Patel: When testing costs go up, access becomes limited to only those who can afford it. As I mentioned, we have created a test that is economical by design, but the other element we focused on was functional access. What that means is that specialized, proprietary equipment and service contracts required to conduct pathogen testing automatically limits the ability to have testing technology where it is needed most—like rural communities or developing nations.
Almost every lab in every country of the world had to get involved in COVID testing—PCR specifically. The D3 Array can be run off of standard molecular technology and lab equipment and doesn’t require service contracts for specialized equipment or maintenance contracts. It utilizes the standard liquid handlers and thermal cyclers that pretty much every molecular PCR lab in the world has, and standard sample extraction methods to extract the DNA out of the sample. Furthermore, anyone running COVID tests in a molecular lab can easily run our test without needing any additional training.
That’s what access means to us; not just for the patient but also to make the technology more widely available. Now, that’s not to say there are not still areas of the world where it will take time to implement this kind of technology—for example, a standard lab in a third world country or a developing nation may need additional equipment—but we are talking about standard PCR lab equipment, and this is something we are striving towards.
The final barrier for access we are trying to flatten is cost with respect to reporting. D3 Array test results are automatically captured via the cloud, so you’re not having to invest hours to analyze data like you have to with multiplex UTI qPCR panels to obtain your test results. D3 produces a report without all of the lab tech hours and costs that the syndromic qPCR panel has to go through to get the results from the instrument itself.
CLP: From the business perspective, what would you say are the primary benefits for a clinical lab implementing the D3 test?
Patel: From a business perspective, the primary benefits of implementing the D3 Array are cost, throughput, flexibility, and accuracy.

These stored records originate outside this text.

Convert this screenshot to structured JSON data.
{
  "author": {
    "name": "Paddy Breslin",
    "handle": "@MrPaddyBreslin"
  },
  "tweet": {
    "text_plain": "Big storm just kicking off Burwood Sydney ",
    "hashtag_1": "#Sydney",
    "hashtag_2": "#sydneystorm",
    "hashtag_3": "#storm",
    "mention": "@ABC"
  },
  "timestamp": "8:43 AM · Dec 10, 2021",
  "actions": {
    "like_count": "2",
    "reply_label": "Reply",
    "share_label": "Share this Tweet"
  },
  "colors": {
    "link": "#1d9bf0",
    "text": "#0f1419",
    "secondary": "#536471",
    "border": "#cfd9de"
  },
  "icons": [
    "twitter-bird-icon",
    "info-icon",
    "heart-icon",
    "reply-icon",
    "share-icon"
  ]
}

The D3 Array costs significantly less than syndromic multiplexed qPCR panels with the same content, meaning 26 pathogens and 12 antibiotic resistance genes.
Beyond that, the D3 Array is capable of higher throughput compared to others, meaning the ability to run more samples per plate. There is no economic loss for unused wells, which is a really important distinction. If you only receive 30 patient samples daily, you lose the other 18 wells simply because you don’t have the samples to fill them. That’s the way that conventional technology works with syndromic qPCR panels. With our technology, our 96-well plate is foil-covered, and the foil is able to be cut for the precise number of wells being used in a given test, cutting both the cost and waste of unused wells. This is a big deal when you’re running a lab and cannot afford to be spending between $50-$60 per unused well because you don’t have the patient samples. Flexibility is incredibly important here.

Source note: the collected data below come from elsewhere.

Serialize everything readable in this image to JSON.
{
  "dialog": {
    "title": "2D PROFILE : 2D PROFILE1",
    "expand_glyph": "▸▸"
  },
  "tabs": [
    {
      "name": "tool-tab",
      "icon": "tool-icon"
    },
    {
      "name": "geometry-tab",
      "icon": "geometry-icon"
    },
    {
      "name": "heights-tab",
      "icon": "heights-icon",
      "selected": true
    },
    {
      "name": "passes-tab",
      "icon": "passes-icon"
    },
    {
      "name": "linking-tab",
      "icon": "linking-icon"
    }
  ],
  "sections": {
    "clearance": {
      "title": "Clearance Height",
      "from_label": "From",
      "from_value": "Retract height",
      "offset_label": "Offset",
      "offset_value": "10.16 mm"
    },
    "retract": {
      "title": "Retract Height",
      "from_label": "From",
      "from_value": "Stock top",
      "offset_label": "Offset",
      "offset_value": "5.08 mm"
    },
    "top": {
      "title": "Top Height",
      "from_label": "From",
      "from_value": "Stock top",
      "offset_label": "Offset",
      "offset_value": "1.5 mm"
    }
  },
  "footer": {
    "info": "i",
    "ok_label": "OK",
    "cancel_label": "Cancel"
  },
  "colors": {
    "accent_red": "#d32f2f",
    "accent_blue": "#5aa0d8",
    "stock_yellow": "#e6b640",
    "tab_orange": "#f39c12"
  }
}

Finally, the D3 Array features triplicate testing for detection and quantification of all pathogens and antibiotic resistance in a single well, and automatically reports all bioinformatic results to the cloud without needing any manual intervention. So, the level of accuracy is much better, with the controls built in.
CLP: What’s next for PathogenDx?
Patel: Great question. We fundamentally believe that one of the biggest challenges from a diagnostic standpoint—not just in the United States but globally—is access. From our perspective, the most important thing is to provide diagnostics that are accessible, affordable, and that address disease or infections, specifically in the women’s health diagnostics market.
That is what PathogenDx is focused on next; we are developing D3 Array tests for women’s health and STIs, specifically as a follow-on RUO test for clinical labs beyond UTIs that encompasses more comprehensive women’s health diagnostics.
Chris Wolski is chief editor of CLP.